His manager hijacked
his casket from LAX and took out to Joshua Tree and set it on
fire. So the legend goes.
As I listen to
the story, my head fills with songs I used to love, songs sung
by Gram and Emmylou Harris, Gram and the Byrds, Gram and the Flying
Burrito Brothers.
We pull over on
a red dirt parking lot for our third and longest stop. We're in
the Mojave Desert now, home to the strange, elegant Joshua Trees
that grow nowhere else in the world. The driver tells us the trees
were so named by the Mormons, when they crossed this desert in
the 1800s. They thought the tree, which resembles an upright fork
poked in the ground, looked like the biblical prophet Joshua,
raising his arms to heaven. It does.
We are handed refreshments,
a bottle of water and a granola bar. I ask the driver if I can
walk back to the place where the fire was and he nods and points
around a big rockpile.
I set off, leaving
the sight and the sound of the other people behind. My carsickness
is gone. I walk cautiously, looking down.

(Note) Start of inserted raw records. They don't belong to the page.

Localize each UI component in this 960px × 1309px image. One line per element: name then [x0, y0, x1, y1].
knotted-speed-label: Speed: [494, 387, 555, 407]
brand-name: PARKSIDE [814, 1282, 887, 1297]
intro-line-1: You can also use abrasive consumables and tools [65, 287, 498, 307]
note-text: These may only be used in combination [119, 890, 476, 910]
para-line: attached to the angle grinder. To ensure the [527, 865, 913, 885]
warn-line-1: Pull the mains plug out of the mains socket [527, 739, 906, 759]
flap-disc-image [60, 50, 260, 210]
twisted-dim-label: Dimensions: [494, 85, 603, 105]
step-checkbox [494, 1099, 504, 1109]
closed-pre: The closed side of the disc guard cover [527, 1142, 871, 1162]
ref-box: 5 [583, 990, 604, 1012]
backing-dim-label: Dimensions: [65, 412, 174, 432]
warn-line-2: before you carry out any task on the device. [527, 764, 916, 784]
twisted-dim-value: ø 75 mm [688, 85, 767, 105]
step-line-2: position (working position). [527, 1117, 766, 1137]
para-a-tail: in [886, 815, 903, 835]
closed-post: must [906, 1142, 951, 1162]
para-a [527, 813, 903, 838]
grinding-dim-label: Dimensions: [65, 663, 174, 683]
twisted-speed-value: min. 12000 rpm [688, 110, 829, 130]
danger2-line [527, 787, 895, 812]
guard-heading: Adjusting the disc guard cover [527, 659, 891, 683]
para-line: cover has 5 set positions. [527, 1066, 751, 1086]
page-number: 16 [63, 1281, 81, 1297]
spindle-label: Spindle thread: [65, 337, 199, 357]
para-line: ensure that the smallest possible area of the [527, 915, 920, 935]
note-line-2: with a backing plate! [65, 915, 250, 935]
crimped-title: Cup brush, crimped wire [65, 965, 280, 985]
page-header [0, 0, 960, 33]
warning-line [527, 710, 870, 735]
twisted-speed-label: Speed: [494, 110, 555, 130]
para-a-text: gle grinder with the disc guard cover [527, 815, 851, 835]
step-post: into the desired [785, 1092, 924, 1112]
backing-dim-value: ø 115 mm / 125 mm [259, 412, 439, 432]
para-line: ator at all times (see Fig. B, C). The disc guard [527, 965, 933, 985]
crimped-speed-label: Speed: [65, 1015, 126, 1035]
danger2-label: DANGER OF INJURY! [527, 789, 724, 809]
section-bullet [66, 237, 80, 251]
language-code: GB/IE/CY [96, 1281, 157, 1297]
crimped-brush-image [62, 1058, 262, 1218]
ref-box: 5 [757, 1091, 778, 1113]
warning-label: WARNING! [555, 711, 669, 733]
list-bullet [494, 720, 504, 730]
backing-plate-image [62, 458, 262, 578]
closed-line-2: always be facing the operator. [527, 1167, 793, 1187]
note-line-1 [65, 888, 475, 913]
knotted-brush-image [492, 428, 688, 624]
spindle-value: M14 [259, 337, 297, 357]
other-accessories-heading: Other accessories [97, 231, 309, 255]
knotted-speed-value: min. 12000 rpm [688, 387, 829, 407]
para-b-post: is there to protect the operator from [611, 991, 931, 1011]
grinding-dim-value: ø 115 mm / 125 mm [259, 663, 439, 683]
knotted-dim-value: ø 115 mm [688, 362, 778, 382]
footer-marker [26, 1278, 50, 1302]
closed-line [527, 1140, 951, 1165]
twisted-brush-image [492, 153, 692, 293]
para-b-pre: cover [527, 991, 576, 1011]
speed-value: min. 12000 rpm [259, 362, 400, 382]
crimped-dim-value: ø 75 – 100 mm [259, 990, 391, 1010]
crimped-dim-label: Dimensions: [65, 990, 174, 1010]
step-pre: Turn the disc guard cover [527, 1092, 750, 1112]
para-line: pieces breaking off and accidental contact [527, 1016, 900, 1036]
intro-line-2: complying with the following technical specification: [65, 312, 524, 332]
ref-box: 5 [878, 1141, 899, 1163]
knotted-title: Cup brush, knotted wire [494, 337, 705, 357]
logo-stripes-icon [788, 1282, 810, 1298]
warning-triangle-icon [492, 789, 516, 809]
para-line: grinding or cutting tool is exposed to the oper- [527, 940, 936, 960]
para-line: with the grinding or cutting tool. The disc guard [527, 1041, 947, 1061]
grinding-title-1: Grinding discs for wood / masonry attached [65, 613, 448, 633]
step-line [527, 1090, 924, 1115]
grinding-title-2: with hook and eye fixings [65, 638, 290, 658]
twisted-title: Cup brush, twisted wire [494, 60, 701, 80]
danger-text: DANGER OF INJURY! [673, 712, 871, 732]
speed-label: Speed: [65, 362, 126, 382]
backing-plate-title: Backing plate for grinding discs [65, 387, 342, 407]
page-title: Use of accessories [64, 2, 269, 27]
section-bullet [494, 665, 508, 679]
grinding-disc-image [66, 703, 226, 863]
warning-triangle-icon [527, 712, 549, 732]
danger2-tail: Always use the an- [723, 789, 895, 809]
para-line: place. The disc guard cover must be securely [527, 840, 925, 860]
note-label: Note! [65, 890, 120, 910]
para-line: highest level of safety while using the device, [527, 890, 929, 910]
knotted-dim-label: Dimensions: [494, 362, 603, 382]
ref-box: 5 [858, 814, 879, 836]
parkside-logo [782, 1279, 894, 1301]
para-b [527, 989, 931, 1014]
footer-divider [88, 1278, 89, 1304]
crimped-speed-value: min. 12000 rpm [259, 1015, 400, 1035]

I'm thinking about scorpions
and tarantulas and rattlesnakes.
There is no shade.
The heat is a clear distilled heat, as if you took all other substances
- smog, wind, water, smoke from the fires burning miles away -
out of the air and just left the heat. The heat has consumed even
smell. I take a deep breath and the air sears my lungs.
There is a kind
of clarity here. As if the sun is burning through all my unimportant
thoughts. I feel like I could think better here, if only I could
stop my heart from pounding. I clutch my water bottle and granola
bar and blink away visions of dying out here, fried to a crisp
by the sun. The silence fills my ears.